Malaria
A worrisome change from the point of view of human health is the potential expanded range of the either the Anopheles mosquito or the Plasmodium parasite, the vector and infectious agent of human malarial transmission. Malaria is a deadly disease that leads to over one million deaths in the developing world annually. Areas currently free of malaria are at risk of becoming more hospitable to the Anopheles mosquito or more favorable to the Plasmodium parasite, which could lead to an increase in cases of malaria.
Warmer temperatures lead to longer seasons for mosquito breeding, and expanding ranges into areas that were previously too cold to allow for the mosquitoes to survive. Areas that receive more water also provide areas for mosquito breeding.5
Malaria is a global killer that affects between 200 and 300 million people every year,6 the majority in poor and undeveloped countries in tropical regions. The disease is caused when a mosquito infected with parasitic protozoa of the genus Plasmodium bites a human and infects the bite victim. Over 1 million people die of malaria annually, due to lack of medical access to lifesaving medicines such as cholorquine and mefloquine. Both of these are orally administered medications that can be used prophylactically or for treatment.
Plasmodium is a single celled, eukaryotic microorganism with a complex lifecycle. It is an obligate parasite, which means it is only able to live inside of a vector and host organism, in this case the Anopheles mosquito and vertebrates. The genus Plasmodia comprises over 200 recognized species, of which approximately 100 species are pathogenic and cause some form of malaria.
The symptoms of malaria include fever, fatigue, nausea and respiratory distress. A worst-case scenario can lead to coma or death. Malaria is curable if it is properly diagnosed and treated with medication. Sadly these medicines are lacking throughout much of the developing world where malaria is found today. Malaria can be diagnosed through microscopic analysis of a blood smear by identifying the parasite in the blood cells or serum.
Due to a lack of adequate medical facilities and trained personnel, often the only recourse is to focus on the prevention of transmission through the use of bed nets to prevent mosquitos from biting, and pesticide spraying to kill the vector mosquitoes.
Malaria was once endemic to the United States; it was found all along the west coast, eastern seaboard and especially in the South, with thousands of cases reported annually well into the 20th century. In 1947 a government campaign was begun to eradicate the disease, and by 1951 it was declared successful.7 This amazing endeavor was a result of attacking the disease on several fronts. Mosquito population reduction was performed by changing agricultural land use to minimize standing water, where the mosquito breeds. Pesticides such as DDT were used to kill adult mosquitos upon contact. Improved diagnosis and treatment with newly available drugs prevented the spread of the disease by killing the parasite and thereby reducing the chances for a mosquito to become infected with the parasite.

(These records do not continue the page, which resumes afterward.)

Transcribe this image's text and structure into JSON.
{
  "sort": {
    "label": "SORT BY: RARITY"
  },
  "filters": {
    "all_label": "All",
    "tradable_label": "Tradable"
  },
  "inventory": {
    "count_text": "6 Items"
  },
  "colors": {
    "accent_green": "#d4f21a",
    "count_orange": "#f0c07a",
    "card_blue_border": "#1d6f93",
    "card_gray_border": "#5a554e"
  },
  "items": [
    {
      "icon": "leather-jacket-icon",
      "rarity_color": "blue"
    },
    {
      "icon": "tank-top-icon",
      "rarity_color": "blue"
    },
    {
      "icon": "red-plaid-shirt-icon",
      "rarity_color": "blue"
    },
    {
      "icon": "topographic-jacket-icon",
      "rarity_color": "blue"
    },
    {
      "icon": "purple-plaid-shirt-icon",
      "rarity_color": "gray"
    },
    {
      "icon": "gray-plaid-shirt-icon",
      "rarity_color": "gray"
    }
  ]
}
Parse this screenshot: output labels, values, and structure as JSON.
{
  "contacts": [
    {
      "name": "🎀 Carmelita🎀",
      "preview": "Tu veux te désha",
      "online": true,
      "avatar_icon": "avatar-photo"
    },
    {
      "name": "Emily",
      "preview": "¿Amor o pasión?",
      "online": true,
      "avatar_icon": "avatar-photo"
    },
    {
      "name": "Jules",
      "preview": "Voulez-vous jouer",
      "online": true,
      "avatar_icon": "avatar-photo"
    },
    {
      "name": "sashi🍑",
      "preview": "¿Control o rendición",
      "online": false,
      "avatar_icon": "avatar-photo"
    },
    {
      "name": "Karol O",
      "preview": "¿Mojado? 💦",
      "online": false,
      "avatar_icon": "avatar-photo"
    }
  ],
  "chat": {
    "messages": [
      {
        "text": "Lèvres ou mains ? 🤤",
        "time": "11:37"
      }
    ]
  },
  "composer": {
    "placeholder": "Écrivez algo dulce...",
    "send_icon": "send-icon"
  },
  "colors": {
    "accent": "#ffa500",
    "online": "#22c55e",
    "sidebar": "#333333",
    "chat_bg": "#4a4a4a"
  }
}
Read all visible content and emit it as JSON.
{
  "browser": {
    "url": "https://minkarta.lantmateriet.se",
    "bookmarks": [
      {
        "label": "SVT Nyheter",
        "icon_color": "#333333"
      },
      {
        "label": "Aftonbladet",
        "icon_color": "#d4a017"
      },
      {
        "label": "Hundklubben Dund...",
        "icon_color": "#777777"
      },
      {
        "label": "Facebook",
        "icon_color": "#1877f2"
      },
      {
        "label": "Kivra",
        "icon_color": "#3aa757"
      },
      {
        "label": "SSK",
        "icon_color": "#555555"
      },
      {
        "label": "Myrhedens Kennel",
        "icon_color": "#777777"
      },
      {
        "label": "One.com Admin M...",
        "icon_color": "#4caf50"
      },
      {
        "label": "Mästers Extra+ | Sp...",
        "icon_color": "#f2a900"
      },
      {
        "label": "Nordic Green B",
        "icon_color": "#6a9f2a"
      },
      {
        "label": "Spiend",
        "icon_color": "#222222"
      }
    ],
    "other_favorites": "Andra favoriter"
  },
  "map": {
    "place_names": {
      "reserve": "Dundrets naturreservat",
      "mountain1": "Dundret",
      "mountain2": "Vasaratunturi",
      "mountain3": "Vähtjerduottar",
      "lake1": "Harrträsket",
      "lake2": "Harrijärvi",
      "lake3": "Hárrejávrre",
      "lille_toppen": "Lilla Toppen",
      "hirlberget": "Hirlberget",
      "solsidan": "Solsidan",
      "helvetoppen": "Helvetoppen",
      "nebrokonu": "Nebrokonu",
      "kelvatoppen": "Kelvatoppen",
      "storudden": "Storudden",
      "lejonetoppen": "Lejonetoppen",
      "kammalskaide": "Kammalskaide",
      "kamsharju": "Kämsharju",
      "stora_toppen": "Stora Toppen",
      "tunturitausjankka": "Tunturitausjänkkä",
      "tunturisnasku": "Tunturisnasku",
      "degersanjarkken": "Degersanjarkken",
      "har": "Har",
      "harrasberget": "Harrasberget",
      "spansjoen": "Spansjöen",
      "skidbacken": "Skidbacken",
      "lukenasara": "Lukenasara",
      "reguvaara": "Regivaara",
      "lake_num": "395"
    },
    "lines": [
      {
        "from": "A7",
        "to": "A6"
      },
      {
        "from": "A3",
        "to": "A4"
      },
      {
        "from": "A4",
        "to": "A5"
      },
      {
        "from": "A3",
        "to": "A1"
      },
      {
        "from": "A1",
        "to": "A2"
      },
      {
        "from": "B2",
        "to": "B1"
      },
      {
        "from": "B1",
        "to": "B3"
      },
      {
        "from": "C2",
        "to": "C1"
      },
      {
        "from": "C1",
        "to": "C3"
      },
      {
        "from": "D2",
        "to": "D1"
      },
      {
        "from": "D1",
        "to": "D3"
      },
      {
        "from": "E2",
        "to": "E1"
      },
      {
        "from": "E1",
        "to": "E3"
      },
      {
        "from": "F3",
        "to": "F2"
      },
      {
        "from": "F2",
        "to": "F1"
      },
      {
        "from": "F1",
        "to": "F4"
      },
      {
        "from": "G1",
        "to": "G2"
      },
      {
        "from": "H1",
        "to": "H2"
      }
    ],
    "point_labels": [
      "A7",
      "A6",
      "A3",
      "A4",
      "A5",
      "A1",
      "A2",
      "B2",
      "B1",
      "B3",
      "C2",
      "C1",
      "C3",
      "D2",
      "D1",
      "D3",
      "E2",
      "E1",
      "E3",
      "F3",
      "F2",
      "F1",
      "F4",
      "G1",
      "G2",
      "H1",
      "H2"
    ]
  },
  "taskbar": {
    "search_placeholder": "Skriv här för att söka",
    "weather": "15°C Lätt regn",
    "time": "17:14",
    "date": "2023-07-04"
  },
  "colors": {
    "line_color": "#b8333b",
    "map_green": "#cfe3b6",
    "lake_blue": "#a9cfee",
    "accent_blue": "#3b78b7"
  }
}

Most species of mosquitos in the United States were never implicated in malaria transmission, Texas leads the nation with 85 native species of mosquitos and Florida is second with 80. Four species of Anopheles mosquitos that were responsible for malaria transmission are still found in the United States. Between 1957 and 2014, there were 63 cases of local malaria transmission reported in the United States.8 An infected person, infected in an endemic area, brought the parasite back to the U.S. where local mosquitos were infected upon biting the affected person.
The cost of malaria can be measured in human life and suffering, as well as in the economic and societal costs to countries with endemic malaria. To this end, The Bill and Melinda Gates foundation has dedicated over $1.3 billion to combat this deadly disease. Their goal is nothing less than the complete global elimination of malaria.9
Malaria infection begins when an infected female Anopheles mosquito bites someone. The malaria infection cycle can be broken into three locations. The first location is in the infected person’s liver. Once bitten by an infected mosquito, Plasmodium parasites, in the form of sporozoites, are injected into the bloodstream. Once in the host, they quickly migrate to the human liver. There, they multiple asexually within 1-2 weeks. This phase is asymptomatic. The next location is the bloodstream. In this phase of the lifecycle, the parasite is called merozoites. It is released by the liver in vesicles into the circulatory system that then migrate to the lung capillaries. Once lodged in the lungs, the vesicles disintegrate allowing the parasite to travel freely in the bloodstream where they invade red blood cells. Once inside the blood cells they again multiply asexually, leading the enlarged cells to burst, and releasing more parasites to repeat the cycle. Some of the merozoites will progress to the next phase called gametocytes, where they reproduce sexually. The gametocytes circulate in the bloodstream where they can reinfect a biting mosquito. The third location is inside of an Anopheles mosquito, where they continue their lifecycle into another phase called ookinetes. The ookinetes develop into sporozoites and then migrate to the mosquito salivary glands where they can infect a new victim starting the cycle anew.